Setelah beberapa waktu diketahui bahwa Utsman tidak dibunuh, dia hanya ditahan di Mekkah, Pihak Quraisy mengutus wakil ke pihak muslimin untuk mengadakan perjanjian damai. Di antara kesepakatan dari perjanjian tersebut adalah, untuk tahun itu kaum muslimin harus pulang ke Madinah tanpa mengunjungi Baitullah di Mekkah, dan tahun berikutnya baru boleh datang kembali. Inginnya supaya Quraisy tidak merasa dipermalukan di hadapan kabilah Arab lain. Orang yang diutus Quraisy bernama Suhail bin Amr. Ketika Rasulullah saw melihatnya beliau bersabda, "Quraisy mengutus orang ini karena ingin berdamai."

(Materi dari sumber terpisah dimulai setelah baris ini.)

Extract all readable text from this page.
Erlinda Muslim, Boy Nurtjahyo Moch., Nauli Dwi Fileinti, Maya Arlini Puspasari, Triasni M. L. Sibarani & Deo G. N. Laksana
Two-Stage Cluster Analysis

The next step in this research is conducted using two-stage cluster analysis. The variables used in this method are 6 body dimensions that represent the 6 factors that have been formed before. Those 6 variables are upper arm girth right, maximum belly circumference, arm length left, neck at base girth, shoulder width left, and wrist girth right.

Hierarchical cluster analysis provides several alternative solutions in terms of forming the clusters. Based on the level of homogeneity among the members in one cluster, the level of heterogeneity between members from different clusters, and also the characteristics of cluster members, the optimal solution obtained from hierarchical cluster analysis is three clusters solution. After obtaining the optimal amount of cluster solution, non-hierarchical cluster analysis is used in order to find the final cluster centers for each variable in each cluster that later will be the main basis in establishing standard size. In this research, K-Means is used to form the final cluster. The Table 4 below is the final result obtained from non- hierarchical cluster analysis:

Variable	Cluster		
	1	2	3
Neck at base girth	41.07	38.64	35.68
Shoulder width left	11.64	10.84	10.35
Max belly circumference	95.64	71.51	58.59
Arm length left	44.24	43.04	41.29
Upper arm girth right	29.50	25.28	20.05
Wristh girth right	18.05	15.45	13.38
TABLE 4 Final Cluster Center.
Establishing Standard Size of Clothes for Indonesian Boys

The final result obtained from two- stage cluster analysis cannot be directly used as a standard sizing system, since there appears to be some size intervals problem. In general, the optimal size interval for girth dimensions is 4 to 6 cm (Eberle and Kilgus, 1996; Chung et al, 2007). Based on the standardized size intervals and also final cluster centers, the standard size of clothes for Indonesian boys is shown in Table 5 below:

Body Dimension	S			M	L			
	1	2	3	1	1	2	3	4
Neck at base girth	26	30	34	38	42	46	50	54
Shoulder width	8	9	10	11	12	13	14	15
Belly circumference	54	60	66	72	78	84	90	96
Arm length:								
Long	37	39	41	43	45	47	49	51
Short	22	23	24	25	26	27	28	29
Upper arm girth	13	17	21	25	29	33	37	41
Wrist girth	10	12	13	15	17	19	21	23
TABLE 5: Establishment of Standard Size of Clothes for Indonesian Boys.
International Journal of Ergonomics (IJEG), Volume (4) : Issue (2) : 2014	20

Setelah kedua pihak sepakat untuk membebaskan tawanan, Rasulullah saw dan perwakilan Quraisy lalu menandatangani kesepakatan damai. Rasulullah saw melihat, kesepakatan itu akan memberi keuntungan bagi kaum muslimin, karenanya beliau bersikap lunak. Contohnya adalah menerima permintaan Suhail bin Amr untuk mengganti kalimat "Bismillahirrahmanirrahim" pada pembukaan teks kesepakatan menjadi "Bismika Allahumma". Selain itu Rasulullah saw juga setuju untuk mengganti istilah "Rasulullah" di belakang nama beliau menjadi "Muhammad bin Abdullah."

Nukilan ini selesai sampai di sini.